Göz ucuyla ona baktığımda ne yaptığımla ilgilenmediğini gördüm.
Kırmızıyı alıp umursamazca bir kısmı da kırmızıyla karaladım. Üstüne kurşun kalemle 1905 yazıp defteri kucağıma çektim ve karaladığım kısmı koparıp defteri kenara koydum.
Kağıdı onun yüzüne bakarak elimle eline ittiğimde sonunda tepki verip bakışlarını eline indirdi. Kağıdı gördüğünde birkaç saniye baktı, ardından dudaklarının kenarı kıvrıldı.
Ben de gülümsediğim anda yan bir bakış atıp kafasını iki yana sallayıp güldü ve geriye yaslandı. Kağıdı iki parmağının ucuyla tutup elinde çevirmeye başladı.

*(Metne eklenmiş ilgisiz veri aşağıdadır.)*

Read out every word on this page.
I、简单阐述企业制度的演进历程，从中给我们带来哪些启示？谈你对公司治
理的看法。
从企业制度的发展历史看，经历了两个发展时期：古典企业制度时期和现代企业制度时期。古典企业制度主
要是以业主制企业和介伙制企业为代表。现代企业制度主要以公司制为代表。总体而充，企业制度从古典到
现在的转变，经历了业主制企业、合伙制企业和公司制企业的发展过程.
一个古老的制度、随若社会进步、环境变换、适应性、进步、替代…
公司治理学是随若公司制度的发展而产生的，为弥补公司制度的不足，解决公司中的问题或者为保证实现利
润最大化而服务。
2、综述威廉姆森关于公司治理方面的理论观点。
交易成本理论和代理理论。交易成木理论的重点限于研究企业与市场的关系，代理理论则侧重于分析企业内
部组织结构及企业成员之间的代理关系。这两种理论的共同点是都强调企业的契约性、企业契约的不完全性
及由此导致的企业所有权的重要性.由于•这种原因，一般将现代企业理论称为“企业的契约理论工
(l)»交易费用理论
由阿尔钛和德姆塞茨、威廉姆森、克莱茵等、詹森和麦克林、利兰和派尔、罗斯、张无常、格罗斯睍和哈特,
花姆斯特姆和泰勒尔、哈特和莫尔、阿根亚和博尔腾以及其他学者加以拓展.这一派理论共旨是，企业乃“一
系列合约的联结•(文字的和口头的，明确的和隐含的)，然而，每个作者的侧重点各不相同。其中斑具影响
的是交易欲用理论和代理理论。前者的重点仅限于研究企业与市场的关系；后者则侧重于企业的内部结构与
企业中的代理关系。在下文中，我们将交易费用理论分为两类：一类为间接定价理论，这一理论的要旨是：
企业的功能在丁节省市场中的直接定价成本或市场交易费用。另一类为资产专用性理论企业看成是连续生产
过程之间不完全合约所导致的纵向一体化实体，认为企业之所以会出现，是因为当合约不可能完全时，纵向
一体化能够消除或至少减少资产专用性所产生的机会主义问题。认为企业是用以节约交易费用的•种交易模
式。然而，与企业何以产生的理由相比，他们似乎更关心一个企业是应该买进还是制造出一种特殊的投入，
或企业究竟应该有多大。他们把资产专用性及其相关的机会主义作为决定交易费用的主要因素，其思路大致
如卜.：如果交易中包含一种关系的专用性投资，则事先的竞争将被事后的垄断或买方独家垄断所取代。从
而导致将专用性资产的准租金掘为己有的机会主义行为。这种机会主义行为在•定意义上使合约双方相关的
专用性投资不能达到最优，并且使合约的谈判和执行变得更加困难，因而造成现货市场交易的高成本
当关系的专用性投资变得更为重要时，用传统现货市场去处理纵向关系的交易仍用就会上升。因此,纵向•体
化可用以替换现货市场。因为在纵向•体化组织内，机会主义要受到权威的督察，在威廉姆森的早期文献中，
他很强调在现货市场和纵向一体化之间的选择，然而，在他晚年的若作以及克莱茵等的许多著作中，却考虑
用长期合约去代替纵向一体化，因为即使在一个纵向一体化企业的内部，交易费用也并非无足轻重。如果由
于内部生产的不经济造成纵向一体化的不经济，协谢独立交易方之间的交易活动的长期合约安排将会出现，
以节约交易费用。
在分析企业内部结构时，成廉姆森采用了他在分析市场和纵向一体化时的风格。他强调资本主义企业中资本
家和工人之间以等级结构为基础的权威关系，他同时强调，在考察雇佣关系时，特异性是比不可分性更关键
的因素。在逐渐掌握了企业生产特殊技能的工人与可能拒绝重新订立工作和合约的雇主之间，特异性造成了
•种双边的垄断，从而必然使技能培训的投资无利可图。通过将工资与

Vural rastgele arkaya dönüp baktığında tam önüne dönecekken Aliseydi'nin güldüğünü görünce afalladı. Kaşları havalandı, bir bana bir ona bakarken kafasını en son bana çevirip dudağını büküp vay be anlamında kafasını ağır ağır salladı.
O önüne dönerken yanımdaki çocukla konuşmadan barışmıştık tekrardan.